There are 2 different panics:

  1. https://bugs.freebsd.org/bugzilla/show_bug.cgi?id=286385#c12
  2. https://bugs.freebsd.org/bugzilla/show_bug.cgi?id=286385#c26

The first is fixed without the Makefile change. It happens when an interrupt occurs after the child hdacc device has been deleted by the bus_generic_detach call in hdac_detach.

The second happens when an interrupt occurs earlier, during hdaa_pcm_detach. The detach thread holds the channel lock and destroys it in chn_kill while the interrupt thread tries to acquire that lock in chn_intr. I can't reproduce this panic but afaict the Makefile change is needed so hdac_detach is called before hdaa_pcm_detach so the draining happens first.

I haven't tested this for a few days, but I remember that even without the Makefile change, things worked as expected. Is this not the case?

There are 2 different panics:

  1. https://bugs.freebsd.org/bugzilla/show_bug.cgi?id=286385#c12
  2. https://bugs.freebsd.org/bugzilla/show_bug.cgi?id=286385#c26

The first is fixed without the Makefile change. It happens when an interrupt occurs after the child hdacc device has been deleted by the bus_generic_detach call in hdac_detach.

The second happens when an interrupt occurs earlier, during hdaa_pcm_detach. The detach thread holds the channel lock and destroys it in chn_kill while the interrupt thread tries to acquire that lock in chn_intr. I can't reproduce this panic but afaict the Makefile change is needed so hdac_detach is called before hdaa_pcm_detach so the draining happens first.

For me the panics are fixed with this patch, but I'll wait for @imp and the others reviewers with regards to the Makefile change.

Is there any way to make both detach orders work?

The makefile change is dubious at best. It's a poor substitute for using DRIVER_MODULE_ORDERED which will be deterministic and not depend on details of how the static linker (ld.bfd or ld.lld) work.

The other change also seems a bit dubious. Usually you want to detach child devices first, and child device routines should fully clean themselves up from the parent. This sounds like a bug in the parent driver. When the child driver is detached and tears down its interrupt handler, the parent needs to safely handle that case of an interrupt occurring without an attached child. You can get into this today if you just use devctl to detach the child device and leave the parent device around for example. I haven't looked at how the parent/child interrupt thing is working here, but if the parent bus has a custom bus_setup_intr/bus_teardown_intr that attaches the child's interrupt handler to the interrupt handler for the "real" interrupt from the child, then it sounds like some missing synchronization between the "real" interrupt handler in the parent and the custom bus_teardown_intr method. I think if you fix that bug you won't need the DRIVER_MODULE_ORDERED change either.
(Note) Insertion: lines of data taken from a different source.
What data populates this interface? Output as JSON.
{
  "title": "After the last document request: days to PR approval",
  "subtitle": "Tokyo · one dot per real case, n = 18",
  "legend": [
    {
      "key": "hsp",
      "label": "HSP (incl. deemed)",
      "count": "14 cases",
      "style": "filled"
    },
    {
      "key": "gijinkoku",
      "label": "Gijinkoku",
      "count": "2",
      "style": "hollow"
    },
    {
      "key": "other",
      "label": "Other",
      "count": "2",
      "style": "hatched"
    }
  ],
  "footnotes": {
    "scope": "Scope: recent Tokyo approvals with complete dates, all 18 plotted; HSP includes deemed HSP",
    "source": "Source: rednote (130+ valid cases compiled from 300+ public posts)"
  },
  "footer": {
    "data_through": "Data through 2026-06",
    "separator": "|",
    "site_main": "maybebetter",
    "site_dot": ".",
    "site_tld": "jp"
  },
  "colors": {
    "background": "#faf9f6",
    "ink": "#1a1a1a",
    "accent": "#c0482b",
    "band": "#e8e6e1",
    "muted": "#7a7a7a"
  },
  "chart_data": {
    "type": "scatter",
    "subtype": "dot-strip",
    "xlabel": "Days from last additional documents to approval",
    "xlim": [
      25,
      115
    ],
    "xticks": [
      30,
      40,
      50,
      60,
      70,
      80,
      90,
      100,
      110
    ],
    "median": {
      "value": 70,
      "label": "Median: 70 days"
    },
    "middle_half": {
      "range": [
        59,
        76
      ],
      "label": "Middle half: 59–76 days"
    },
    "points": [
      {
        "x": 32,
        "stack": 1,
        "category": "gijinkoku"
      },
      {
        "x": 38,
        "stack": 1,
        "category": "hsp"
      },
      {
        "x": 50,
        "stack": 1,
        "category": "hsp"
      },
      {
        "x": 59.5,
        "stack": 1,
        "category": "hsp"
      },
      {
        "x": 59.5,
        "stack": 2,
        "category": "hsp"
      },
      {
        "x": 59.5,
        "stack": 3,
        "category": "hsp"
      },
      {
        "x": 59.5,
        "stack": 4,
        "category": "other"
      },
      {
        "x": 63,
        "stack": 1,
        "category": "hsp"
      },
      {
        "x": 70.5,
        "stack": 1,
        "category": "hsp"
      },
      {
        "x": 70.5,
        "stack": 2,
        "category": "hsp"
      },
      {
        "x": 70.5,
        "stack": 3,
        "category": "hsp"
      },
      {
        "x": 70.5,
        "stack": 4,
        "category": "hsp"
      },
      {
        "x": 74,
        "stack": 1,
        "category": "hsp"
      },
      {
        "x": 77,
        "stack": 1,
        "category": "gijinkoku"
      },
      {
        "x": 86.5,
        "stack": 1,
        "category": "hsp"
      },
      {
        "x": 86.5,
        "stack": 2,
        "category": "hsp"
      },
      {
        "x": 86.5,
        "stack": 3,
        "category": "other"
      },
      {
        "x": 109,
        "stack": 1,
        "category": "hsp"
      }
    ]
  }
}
@tijl Do you want/can you to take this?

Use DRIVER_MODULE_ORDERED

Let hdac_detach take down the interrupt handler before detaching child devices and order hdac_driver so hdac_detach is called first.

Remove duplicate hdac_if.h from the module Makefile.

A snd_hda driver is split into multiple child devices but there's only one PCI device with one interrupt handler. The child devices are just the way the driver organizes itself internally but they aren't real devices if you ask me. They all share the same lock for example. The bus_*_intr interface isn't used.

LGTM. I tried hot-unloading and I haven't come across any panic so far.

Since the Makefile paragraph in the commit message can be removed now.

This revision is now accepted and ready to land.Aug 31 2025, 12:56 PM
This revision was automatically updated to reflect the committed changes.